Cats with kidney disease are predisposed to developing urinary tract infections. To help prevent secondary infection, consider adding a urinary tract support supplement like UT Soft Chews under the guidance of your vet.
Research on human kidney patients suggests that chronic renal disease can affect the gut microbiome. Supplementing with probiotics can help improve gastric symptoms and even slow the progression of kidney disease. A probiotic supplement like Advita is easy to give, as it can be sprinkled over food. It has a potent flavor from poultry liver that can help pique your cat’s appetite.

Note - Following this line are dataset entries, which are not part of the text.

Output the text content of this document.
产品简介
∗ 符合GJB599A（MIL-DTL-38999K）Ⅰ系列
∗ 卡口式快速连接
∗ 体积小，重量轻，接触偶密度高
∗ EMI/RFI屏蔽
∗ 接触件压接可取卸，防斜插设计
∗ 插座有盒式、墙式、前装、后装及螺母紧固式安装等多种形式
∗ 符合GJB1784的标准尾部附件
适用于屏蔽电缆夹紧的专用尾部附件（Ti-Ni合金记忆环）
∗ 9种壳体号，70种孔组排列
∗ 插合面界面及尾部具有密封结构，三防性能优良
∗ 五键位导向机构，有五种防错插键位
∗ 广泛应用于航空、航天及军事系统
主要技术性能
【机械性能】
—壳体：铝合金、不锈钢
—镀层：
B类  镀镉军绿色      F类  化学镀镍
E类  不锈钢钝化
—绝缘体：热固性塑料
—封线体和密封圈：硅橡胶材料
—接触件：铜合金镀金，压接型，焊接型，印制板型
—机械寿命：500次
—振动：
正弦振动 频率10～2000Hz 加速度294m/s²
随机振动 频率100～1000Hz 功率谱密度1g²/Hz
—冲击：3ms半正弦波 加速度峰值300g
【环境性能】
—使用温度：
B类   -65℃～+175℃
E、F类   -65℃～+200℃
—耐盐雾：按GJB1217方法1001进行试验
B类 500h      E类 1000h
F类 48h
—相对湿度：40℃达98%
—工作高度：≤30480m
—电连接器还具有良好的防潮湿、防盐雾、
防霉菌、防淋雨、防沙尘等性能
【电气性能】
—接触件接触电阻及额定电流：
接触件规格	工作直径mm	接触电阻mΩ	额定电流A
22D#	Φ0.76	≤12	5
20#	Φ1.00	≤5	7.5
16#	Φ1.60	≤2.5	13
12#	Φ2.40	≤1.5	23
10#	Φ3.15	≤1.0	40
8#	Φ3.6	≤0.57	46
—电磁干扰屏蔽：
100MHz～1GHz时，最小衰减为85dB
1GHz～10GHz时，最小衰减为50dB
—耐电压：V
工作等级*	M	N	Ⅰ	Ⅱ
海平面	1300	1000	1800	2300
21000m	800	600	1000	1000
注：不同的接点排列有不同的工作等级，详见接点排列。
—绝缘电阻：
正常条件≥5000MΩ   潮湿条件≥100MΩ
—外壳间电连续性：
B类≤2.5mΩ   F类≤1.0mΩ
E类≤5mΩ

You may also find holistic preparations to be helpful in boosting appetite and supporting your cat’s kidney function. Pet Wellbeing Kidney Support Gold is a vet-formulated herbal supplement for pets with chronic kidney disease.
If you have trouble getting your cat to eat, consult your veterinarian right away. Inappetance is a sign that your cat is not feeling well and may need additional support. An appetite stimulant like prescription Elura can help, or they may need a feeding tube if they cannot get adequate nutrition by mouth.